10 oz Bars vs 1 oz, 100 oz and Kilo Alternatives

Against 1 oz bars the case is arithmetic. At $30/oz spot, a 10 oz bar at a 4% premium costs about $312 where the same weight in 1 oz bars at 10% costs about $330, roughly $18 saved per 10 oz purchased. The 1 oz format keeps an advantage only where fine-grained liquidation matters, since ten small bars can be sold one at a time and a single 10 oz bar cannot.

Moving up the scale, the marginal savings shrink. Kilo bars (32.15 oz) and 100 oz bars price at roughly 3-6% and 2-5% respectively, often less than a percentage point per ounce below a 10 oz bar. The kilo is the international standard popular in Europe, Asia and Australia, while the 100 oz bar is the traditional North American large format, heavy at around 3.1 kg and a meaningful single commitment. For most retail stackers the liquidity and handling advantages of 10 oz outweigh those last fractions of premium; the larger formats suit buyers deploying serious capital in one go.

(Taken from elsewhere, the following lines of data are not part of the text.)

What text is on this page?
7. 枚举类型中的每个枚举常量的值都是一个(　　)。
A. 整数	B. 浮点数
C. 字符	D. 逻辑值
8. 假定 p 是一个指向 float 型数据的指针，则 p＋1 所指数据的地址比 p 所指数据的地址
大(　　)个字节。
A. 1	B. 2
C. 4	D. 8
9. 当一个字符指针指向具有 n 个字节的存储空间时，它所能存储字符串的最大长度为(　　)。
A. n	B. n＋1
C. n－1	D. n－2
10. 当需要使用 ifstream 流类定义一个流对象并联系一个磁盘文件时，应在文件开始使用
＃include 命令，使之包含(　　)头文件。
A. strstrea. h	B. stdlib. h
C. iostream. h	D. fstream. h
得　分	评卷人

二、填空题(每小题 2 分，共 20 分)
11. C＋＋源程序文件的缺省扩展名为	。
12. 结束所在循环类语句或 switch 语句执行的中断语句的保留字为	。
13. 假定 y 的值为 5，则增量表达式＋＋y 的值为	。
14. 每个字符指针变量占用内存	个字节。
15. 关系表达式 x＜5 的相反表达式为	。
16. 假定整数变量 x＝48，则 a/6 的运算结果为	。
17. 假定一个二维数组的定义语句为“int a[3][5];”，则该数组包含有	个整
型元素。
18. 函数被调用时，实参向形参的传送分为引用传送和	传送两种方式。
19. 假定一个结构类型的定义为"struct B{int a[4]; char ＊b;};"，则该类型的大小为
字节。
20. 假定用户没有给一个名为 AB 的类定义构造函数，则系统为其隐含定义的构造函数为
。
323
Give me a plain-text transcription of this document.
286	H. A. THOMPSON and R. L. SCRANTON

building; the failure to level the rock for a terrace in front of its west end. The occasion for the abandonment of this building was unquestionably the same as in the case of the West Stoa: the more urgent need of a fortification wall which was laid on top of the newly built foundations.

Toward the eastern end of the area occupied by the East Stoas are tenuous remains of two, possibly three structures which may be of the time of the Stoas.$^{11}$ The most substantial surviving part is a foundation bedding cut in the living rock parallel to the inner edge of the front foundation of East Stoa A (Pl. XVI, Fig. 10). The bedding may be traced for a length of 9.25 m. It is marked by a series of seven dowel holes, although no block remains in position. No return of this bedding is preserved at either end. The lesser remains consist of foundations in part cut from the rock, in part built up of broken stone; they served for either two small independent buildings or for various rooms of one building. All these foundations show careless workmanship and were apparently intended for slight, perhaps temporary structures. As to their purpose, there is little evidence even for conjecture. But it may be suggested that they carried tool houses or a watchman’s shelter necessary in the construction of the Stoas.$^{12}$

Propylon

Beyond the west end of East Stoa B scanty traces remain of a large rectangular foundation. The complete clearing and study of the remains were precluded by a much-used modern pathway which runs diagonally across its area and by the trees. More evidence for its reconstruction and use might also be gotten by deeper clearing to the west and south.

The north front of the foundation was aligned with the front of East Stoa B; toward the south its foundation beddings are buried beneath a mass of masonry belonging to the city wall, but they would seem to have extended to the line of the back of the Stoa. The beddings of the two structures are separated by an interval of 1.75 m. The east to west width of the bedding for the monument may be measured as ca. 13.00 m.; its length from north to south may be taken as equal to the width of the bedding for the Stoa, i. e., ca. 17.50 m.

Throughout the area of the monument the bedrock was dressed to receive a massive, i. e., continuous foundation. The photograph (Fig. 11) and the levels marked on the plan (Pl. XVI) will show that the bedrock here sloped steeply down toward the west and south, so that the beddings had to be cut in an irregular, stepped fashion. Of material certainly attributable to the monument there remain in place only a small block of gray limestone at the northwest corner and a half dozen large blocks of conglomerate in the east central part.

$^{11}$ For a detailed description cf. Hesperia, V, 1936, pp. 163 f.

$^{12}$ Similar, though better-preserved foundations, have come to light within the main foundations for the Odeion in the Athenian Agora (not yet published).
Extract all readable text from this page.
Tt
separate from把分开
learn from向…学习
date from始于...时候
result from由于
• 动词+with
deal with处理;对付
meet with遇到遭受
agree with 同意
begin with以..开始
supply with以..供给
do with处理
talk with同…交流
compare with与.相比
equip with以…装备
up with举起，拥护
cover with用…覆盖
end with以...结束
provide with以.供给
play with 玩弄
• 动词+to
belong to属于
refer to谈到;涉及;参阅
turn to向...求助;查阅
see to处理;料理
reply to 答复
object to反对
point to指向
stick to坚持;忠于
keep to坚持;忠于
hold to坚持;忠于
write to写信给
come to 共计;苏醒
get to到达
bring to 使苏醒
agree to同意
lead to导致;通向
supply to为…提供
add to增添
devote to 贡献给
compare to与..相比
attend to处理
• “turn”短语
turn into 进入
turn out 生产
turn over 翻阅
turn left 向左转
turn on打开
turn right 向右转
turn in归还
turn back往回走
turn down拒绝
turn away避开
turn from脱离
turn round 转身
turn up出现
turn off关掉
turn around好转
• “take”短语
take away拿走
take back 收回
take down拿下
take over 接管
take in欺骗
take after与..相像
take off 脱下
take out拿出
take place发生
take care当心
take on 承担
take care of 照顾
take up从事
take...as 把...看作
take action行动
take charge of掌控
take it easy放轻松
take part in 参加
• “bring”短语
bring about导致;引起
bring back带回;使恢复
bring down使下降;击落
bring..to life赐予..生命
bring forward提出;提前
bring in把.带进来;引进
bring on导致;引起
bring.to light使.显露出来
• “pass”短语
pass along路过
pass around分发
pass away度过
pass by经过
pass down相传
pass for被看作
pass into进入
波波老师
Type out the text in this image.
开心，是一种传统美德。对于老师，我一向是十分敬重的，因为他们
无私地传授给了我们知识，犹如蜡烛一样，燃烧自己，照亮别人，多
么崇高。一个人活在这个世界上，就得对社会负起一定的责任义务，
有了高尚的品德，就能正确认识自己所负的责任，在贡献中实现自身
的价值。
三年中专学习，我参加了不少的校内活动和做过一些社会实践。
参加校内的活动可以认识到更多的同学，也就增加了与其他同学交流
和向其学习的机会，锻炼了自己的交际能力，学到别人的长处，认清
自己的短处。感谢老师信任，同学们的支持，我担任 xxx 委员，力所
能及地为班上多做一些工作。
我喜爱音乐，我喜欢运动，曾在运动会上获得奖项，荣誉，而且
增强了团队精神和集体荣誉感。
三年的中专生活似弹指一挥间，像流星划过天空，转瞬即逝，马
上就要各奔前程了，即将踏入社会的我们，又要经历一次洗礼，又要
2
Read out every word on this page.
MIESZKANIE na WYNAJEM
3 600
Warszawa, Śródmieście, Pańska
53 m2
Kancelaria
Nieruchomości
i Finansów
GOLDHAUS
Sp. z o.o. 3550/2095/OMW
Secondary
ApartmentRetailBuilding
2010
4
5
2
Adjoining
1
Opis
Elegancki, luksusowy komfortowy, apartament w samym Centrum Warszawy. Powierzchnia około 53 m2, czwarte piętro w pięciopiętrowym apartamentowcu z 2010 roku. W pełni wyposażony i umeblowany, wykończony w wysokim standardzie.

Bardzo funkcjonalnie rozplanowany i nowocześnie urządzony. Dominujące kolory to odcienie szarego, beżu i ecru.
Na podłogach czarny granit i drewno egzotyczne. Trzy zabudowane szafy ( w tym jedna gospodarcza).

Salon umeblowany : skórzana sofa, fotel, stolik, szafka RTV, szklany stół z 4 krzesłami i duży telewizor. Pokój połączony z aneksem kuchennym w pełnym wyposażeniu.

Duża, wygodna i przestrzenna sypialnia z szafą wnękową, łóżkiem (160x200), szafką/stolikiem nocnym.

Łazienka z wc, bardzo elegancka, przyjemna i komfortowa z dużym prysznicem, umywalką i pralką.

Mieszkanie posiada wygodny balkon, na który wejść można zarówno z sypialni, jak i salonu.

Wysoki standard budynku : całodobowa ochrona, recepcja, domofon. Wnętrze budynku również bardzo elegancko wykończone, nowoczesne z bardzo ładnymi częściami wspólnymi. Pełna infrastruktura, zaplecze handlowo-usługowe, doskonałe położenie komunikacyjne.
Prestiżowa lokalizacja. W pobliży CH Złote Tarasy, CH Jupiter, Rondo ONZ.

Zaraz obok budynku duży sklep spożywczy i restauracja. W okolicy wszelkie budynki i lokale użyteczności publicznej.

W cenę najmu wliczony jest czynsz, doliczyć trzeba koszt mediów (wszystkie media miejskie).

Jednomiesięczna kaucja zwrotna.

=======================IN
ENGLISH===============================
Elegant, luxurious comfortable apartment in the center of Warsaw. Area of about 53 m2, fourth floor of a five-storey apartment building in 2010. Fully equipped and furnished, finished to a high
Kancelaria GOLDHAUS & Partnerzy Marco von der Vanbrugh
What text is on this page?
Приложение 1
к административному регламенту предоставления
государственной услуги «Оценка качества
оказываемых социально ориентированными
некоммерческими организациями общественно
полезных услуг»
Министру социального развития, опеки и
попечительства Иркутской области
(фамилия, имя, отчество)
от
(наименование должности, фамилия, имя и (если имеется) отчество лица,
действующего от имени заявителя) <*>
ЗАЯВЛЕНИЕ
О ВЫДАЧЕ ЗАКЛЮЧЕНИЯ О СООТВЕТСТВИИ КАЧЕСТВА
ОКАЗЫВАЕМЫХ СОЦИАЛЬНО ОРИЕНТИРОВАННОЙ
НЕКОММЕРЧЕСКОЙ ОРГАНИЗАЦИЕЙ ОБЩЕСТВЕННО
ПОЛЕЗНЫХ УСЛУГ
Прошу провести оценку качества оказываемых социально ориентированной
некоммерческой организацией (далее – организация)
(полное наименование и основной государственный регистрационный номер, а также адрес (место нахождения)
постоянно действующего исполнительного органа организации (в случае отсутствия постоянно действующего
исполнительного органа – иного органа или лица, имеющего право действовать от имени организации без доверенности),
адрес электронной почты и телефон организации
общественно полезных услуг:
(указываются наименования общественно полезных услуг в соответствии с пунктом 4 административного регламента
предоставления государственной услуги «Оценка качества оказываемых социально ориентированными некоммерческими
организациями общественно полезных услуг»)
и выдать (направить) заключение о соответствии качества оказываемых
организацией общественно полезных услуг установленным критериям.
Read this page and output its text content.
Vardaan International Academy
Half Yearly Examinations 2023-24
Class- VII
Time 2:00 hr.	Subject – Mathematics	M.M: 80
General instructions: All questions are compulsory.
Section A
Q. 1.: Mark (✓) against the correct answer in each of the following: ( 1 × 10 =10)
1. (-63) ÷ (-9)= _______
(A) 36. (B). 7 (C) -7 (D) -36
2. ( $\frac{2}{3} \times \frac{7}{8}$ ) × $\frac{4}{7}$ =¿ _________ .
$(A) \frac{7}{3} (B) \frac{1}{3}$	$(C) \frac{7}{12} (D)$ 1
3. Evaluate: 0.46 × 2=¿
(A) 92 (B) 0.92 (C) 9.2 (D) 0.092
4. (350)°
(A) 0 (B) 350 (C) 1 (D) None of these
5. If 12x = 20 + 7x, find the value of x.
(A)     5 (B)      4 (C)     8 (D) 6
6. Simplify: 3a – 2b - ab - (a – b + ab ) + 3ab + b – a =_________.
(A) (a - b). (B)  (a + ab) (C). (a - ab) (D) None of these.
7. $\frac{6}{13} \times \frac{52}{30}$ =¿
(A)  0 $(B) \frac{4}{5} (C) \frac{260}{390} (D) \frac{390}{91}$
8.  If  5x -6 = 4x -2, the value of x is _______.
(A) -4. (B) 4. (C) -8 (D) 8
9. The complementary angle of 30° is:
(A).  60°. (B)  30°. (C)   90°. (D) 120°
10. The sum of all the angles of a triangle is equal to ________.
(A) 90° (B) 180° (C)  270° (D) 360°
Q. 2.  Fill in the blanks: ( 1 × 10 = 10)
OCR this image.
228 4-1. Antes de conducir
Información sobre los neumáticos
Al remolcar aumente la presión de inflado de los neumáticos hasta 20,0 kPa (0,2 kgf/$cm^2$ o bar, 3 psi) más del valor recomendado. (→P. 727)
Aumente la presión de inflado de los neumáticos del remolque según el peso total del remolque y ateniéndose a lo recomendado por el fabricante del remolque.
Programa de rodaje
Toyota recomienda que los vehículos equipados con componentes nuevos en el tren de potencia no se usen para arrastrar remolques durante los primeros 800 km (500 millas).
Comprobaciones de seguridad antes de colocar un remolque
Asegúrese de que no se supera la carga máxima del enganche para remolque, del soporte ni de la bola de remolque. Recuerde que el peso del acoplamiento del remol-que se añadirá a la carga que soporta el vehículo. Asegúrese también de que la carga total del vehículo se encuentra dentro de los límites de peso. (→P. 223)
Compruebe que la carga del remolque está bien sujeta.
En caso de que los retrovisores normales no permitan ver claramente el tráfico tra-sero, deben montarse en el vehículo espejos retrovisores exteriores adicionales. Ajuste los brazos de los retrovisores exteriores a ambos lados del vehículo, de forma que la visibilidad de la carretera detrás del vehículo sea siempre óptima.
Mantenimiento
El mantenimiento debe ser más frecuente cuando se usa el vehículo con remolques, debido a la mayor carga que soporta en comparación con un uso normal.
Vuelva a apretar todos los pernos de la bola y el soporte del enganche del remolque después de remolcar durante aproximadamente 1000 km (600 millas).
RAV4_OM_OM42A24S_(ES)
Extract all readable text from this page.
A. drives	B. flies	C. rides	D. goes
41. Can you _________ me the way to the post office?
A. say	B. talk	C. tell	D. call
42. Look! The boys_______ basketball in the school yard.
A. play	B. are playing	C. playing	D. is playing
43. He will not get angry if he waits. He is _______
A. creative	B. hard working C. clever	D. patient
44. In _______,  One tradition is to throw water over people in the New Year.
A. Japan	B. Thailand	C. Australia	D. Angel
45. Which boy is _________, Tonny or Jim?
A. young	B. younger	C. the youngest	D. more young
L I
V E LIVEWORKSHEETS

The other axis is brand. At this weight the recognised names include the Royal Canadian Mint, Royal Mint, PAMP Suisse, Valcambi, Asahi, Sunshine Minting and Scottsdale Mint, and bars from recognised mints command tighter buy-sell spreads at resale. Generic and lesser-known bars remain liquid but typically sell at melt with no brand premium recovered. Coins at 10 oz, such as the Royal Mint Valiant, exist but carry collector premiums above bar prices, so they compete on design rather than cost.